We affirm the summary denial of Sims’s untimely and successive rule 3.850 motion, raising nine grounds, the first seven of which, claiming alleged trial court error in the jury instructions, were not cognizable. Although the trial court’s order did not address the two claims of illegal sentence, both were without merit.
In ground eight, Sims challenged his habitualization for a life felony, committed at a time when section 775.084, Florida Statutes, did not provide for habitual sentences for life felonies. The claim lacked merit because, despite the sentencing judge’s comments about use of a firearm, Sims was charged and convicted of kidnapping [without a firearm], a first-degree felony punishable by life, see § 787.01(2), Fla. Stat. (1995), not a life felony.
In ground nine, Sims claimed his prior conviction for robbery could not be the predicate for his sentencing as a habitual violent felony offender because he was sentenced for it as a youthful offender. However, he was adjudicated guilty and sen*614tenced to prison for that offense. That claim was raised in his August 2005 rule 3.800(a) motion, and was denied, see, e.g., Whitfield v. Singletary, 730 So.2d 314 (Fla. 3d DCA 1999), and the denial was affirmed on appeal. Sims v. State, 957 So.2d 19 (Fla. 4th DCA 2007), rev. denied, 977 So.2d 577 (Fla.2008).
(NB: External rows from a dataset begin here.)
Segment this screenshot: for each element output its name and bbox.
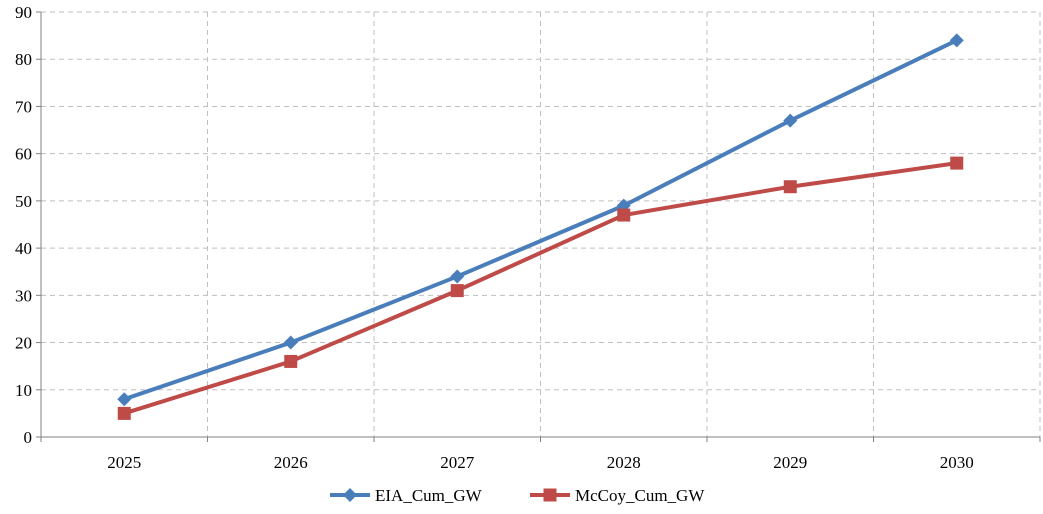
data-point xyxy=(617,208,631,222)
legend-entry: McCoy_Cum_GW xyxy=(530,486,705,505)
data-point xyxy=(283,335,298,350)
data-point xyxy=(117,406,131,420)
x-tick-label: 2030 xyxy=(940,453,974,472)
legend-marker xyxy=(343,488,357,502)
y-tick-labels: 0 10 20 30 40 50 60 70 80 90 xyxy=(15,3,32,447)
data-point xyxy=(783,180,797,194)
y-tick-label: 10 xyxy=(15,381,32,400)
series-mccoy-cum-gw xyxy=(117,156,964,420)
series-line xyxy=(123,38,958,402)
data-point xyxy=(450,284,464,298)
grid-lines xyxy=(41,11,1041,437)
legend-entry: EIA_Cum_GW xyxy=(330,486,483,505)
y-tick-label: 40 xyxy=(15,239,32,258)
series-lines xyxy=(117,33,964,420)
data-point xyxy=(450,269,465,284)
x-tick-label: 2025 xyxy=(107,453,141,472)
x-tick-label: 2028 xyxy=(607,453,641,472)
y-tick-label: 50 xyxy=(15,192,32,211)
axes xyxy=(36,11,1041,442)
series-line xyxy=(123,161,958,416)
y-tick-label: 90 xyxy=(15,3,32,22)
legend-label: McCoy_Cum_GW xyxy=(575,486,705,505)
data-point xyxy=(783,113,798,128)
legend-label: EIA_Cum_GW xyxy=(375,486,483,505)
y-tick-label: 30 xyxy=(15,286,32,305)
x-tick-labels: 2025 2026 2027 2028 2029 2030 xyxy=(107,453,974,472)
x-tick-label: 2029 xyxy=(773,453,807,472)
legend: EIA_Cum_GW McCoy_Cum_GW xyxy=(330,486,705,505)
y-tick-label: 0 xyxy=(24,428,33,447)
legend-marker xyxy=(543,488,557,502)
data-point xyxy=(949,33,964,48)
series-eia-cum-gw xyxy=(117,33,964,407)
x-tick-label: 2026 xyxy=(274,453,308,472)
y-tick-label: 80 xyxy=(15,50,32,69)
data-point xyxy=(117,392,132,407)
y-tick-label: 70 xyxy=(15,97,32,116)
x-tick-label: 2027 xyxy=(440,453,475,472)
y-tick-label: 60 xyxy=(15,145,32,164)
y-tick-label: 20 xyxy=(15,334,32,353)
data-point xyxy=(284,354,298,368)
data-point xyxy=(950,156,964,170)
Ground nine included a claim that there was no proof of the date of Sims’s release from prison for the predicate offense to establish that the instant offenses were committed within the five-year period thereafter. However, that is a ground which had to be raised on direct appeal or, if he could show prejudice, in a timely rule 3.850 motion. See Ives v. State, 993 So.2d 117 (Fla. 4th DCA 2008); Ward v. State, 946 So.2d 33 (Fla. 2d DCA 2006). In any event, the record established that the conviction for the predicate offense itself fell within the five-year period, making proof of the release date unnecessary, see § 775.084(1)(b)2, Fla. Stat. (1995), and Sims himself personally testified to his release in March of 1995, less than a year before the instant offenses were committed.

Affirmed.

CIKLIN, LEVINE and KLINGENSMITH, JJ„ concur.